AnandTech has a very extensive article.
Striking, compared to, for example, the Dimensity 9000, is that Qualcomm does take advantage of the option iom two Cortex-A510 merge cores while sharing L2 cache and the NEON/SIMD pipeline. This saves surface area on the chip, but the SIMD performance can be lower. On the other hand, SIMD is often very intensive and still runs on the more powerful cores.
The new ISP (branded as “Snapdragon Sight”) seems like a very serious upgrade. After years of 14-bit color depth, we now see the upgrade to 18-bit. Most camera sensors for smartphones still use 12-bit color depth, and some 14-bit, so it’s not immediately useful for single shots. Computational photography, however, often uses multiple photos aligned and superimposed, for example HDR and night mode. This also creates extra dynamic range, and it’s nice if you can store that somewhere. 18-bit gives more than enough space, and will also ensure that we will see more 14- and maybe even 16-bit sensors in smartphones in the future.
Furthermore, there seems to be even more hardware in the ISP to speed up certain processes, such as:
neural-net controlled 3AA (auto-exposure, auto-focus, auto-white-balance) and face detection block
multi-frame noise reduction and image stacking block
distortion correction block (now also able to correct for chromatic aberrations)
hardware video Bokeh engine (up to 4K video)
Qualcomm specifically mentions that the AI functions run directly on the ISP and do not have to be moved to the Hexagon DSP. This can save latency and increase throughput.
Also: AV1 decoding is still not supported. Netflix, Youtube and many other platforms are investing heavily in AV1. The MediaTek Dimension 1000 supported AV1 decoding already in April 2020, for a 2022 SoC it is really ridiculous that AV1 decoding is not in it. That just means lower quality Netflix and Youtube videos that consume more data, because VP9 streams are used.

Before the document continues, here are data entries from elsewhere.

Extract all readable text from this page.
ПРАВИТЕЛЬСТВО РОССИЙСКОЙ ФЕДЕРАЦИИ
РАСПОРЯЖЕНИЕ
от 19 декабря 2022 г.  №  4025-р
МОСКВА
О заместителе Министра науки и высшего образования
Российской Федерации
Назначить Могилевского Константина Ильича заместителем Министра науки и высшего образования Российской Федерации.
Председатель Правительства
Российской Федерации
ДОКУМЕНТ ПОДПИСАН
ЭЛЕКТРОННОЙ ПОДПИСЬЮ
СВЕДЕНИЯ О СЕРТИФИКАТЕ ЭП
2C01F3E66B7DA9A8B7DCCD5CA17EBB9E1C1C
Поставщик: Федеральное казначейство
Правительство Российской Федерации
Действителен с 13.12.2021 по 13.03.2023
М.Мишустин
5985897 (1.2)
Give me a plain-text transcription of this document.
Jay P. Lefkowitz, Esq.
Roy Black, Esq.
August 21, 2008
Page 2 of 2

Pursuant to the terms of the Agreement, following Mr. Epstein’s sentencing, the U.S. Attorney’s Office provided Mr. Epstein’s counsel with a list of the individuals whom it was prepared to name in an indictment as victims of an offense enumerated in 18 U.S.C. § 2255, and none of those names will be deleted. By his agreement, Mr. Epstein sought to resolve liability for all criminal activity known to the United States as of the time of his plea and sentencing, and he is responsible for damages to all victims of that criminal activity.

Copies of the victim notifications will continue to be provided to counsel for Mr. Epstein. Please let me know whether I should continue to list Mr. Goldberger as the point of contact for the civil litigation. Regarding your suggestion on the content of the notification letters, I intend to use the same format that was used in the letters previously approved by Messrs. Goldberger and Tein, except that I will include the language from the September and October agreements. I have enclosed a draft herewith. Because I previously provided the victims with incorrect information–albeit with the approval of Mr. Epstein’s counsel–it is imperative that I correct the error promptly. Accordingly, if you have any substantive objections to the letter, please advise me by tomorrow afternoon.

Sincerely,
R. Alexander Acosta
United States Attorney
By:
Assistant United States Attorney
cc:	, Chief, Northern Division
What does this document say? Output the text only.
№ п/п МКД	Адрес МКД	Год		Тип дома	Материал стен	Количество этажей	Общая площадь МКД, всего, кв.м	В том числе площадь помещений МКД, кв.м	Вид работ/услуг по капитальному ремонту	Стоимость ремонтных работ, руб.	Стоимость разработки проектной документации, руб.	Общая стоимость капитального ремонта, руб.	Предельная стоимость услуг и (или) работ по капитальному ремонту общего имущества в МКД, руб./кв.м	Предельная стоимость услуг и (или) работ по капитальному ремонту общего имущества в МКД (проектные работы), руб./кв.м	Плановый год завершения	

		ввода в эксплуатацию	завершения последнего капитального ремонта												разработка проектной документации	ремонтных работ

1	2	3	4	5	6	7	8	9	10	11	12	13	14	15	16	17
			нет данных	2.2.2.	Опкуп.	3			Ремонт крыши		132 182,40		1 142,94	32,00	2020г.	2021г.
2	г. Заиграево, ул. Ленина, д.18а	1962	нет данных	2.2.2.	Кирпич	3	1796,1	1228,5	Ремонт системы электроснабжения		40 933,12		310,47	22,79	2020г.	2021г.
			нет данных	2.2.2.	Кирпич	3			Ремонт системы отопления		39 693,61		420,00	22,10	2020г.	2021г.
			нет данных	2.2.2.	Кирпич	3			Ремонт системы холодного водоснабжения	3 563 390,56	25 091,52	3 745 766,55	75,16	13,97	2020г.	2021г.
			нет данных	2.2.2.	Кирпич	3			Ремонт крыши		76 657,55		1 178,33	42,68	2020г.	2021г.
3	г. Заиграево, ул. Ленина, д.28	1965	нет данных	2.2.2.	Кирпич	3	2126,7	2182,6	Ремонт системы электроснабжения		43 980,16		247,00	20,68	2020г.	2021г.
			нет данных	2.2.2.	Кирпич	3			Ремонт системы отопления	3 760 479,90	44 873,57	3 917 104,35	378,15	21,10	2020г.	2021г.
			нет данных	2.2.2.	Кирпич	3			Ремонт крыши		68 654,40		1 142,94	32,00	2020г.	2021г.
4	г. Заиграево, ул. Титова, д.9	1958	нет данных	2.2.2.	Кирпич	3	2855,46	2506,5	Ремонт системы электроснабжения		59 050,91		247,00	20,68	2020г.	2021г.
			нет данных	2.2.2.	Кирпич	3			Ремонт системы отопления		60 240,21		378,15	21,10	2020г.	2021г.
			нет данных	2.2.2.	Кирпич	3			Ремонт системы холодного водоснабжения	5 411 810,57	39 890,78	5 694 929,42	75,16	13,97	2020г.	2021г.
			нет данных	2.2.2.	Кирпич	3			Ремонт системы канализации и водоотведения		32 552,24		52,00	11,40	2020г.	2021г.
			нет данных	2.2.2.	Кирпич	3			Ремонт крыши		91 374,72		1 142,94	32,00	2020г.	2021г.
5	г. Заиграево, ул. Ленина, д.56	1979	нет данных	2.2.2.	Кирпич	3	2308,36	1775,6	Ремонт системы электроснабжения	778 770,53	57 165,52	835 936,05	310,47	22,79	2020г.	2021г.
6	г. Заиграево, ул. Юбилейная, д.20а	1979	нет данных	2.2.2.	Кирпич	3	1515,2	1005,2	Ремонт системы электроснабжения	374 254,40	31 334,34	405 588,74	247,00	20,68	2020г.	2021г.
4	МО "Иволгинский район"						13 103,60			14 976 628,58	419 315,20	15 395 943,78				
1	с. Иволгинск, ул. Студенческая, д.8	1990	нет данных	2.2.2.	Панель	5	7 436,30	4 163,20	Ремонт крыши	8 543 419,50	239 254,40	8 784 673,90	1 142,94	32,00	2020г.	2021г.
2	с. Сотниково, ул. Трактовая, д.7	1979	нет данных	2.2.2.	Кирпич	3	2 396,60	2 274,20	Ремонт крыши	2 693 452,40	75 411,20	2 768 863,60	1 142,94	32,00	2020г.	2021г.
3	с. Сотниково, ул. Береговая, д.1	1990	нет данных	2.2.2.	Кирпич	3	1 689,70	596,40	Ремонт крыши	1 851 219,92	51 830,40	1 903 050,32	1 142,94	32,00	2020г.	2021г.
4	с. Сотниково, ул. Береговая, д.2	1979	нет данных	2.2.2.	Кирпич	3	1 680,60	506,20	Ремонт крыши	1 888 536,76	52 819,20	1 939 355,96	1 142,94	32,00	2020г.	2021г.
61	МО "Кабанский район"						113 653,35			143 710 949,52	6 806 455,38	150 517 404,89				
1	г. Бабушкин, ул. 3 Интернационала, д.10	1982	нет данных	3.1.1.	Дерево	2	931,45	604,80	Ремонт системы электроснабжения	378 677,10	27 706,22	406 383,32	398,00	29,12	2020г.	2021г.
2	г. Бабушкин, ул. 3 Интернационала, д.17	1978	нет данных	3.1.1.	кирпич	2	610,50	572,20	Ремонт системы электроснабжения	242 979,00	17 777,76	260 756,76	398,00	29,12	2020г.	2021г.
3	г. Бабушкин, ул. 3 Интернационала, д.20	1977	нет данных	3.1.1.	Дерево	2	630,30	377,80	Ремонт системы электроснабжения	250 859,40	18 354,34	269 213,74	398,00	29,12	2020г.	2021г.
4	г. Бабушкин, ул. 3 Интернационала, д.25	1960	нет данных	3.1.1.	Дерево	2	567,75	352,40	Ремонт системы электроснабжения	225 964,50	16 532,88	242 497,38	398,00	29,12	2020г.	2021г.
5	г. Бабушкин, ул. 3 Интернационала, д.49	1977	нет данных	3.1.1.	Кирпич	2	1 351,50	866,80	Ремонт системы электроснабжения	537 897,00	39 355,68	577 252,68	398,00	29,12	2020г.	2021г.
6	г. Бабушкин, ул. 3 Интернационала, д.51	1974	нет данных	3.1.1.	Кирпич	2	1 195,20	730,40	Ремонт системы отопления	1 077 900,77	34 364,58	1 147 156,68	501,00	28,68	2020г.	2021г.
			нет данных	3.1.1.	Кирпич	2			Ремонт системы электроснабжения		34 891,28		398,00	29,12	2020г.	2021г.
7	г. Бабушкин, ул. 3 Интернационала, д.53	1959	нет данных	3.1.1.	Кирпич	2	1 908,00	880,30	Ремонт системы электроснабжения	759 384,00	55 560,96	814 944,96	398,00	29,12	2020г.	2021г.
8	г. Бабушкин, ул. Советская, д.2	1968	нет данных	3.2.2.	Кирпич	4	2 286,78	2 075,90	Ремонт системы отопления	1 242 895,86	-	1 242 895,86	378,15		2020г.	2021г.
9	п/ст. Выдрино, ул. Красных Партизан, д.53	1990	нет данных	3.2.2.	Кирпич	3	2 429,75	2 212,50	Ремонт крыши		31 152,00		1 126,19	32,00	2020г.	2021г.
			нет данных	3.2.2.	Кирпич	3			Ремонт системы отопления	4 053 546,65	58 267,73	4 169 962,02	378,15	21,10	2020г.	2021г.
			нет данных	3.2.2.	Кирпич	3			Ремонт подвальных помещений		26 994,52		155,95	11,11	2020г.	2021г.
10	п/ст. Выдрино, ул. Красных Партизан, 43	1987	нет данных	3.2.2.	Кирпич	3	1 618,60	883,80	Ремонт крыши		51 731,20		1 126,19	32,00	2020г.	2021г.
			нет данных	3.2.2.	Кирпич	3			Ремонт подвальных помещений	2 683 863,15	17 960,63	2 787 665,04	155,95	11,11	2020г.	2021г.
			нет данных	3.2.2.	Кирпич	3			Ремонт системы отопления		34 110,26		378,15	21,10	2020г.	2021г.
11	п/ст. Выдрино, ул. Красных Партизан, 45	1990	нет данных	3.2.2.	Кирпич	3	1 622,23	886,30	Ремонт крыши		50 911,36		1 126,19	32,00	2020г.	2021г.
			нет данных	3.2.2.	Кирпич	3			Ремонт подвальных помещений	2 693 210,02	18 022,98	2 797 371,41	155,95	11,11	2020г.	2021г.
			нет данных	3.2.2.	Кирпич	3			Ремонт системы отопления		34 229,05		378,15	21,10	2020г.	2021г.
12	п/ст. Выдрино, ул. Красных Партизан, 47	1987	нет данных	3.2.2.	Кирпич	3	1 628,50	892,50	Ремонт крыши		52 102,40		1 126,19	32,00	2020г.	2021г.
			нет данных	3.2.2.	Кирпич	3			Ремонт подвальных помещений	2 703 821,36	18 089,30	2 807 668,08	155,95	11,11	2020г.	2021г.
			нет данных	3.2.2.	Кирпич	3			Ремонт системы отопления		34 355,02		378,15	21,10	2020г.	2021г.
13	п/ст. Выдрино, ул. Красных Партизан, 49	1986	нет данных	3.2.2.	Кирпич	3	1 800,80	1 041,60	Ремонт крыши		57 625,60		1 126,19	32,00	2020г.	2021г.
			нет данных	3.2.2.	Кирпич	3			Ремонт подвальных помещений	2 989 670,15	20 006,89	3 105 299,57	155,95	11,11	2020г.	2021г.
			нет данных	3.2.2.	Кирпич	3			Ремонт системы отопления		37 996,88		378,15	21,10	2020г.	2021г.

Furthermore: Samsung 4nm is used. Samsung 5nm had a density of 134 million transistors per square millimeter (MTr/mm2), while TSMC with 5nm already at 185 MTr/mm2 sat. Both Samsung’s 4LPE and TSMC’s N4 are evolutions of their 5nm processes, the chance that Samsung makes up for the almost 40% lag in transistor density is very small. The Dimensity 9000 will therefore have a significant lead, using TSMC’s N4 node.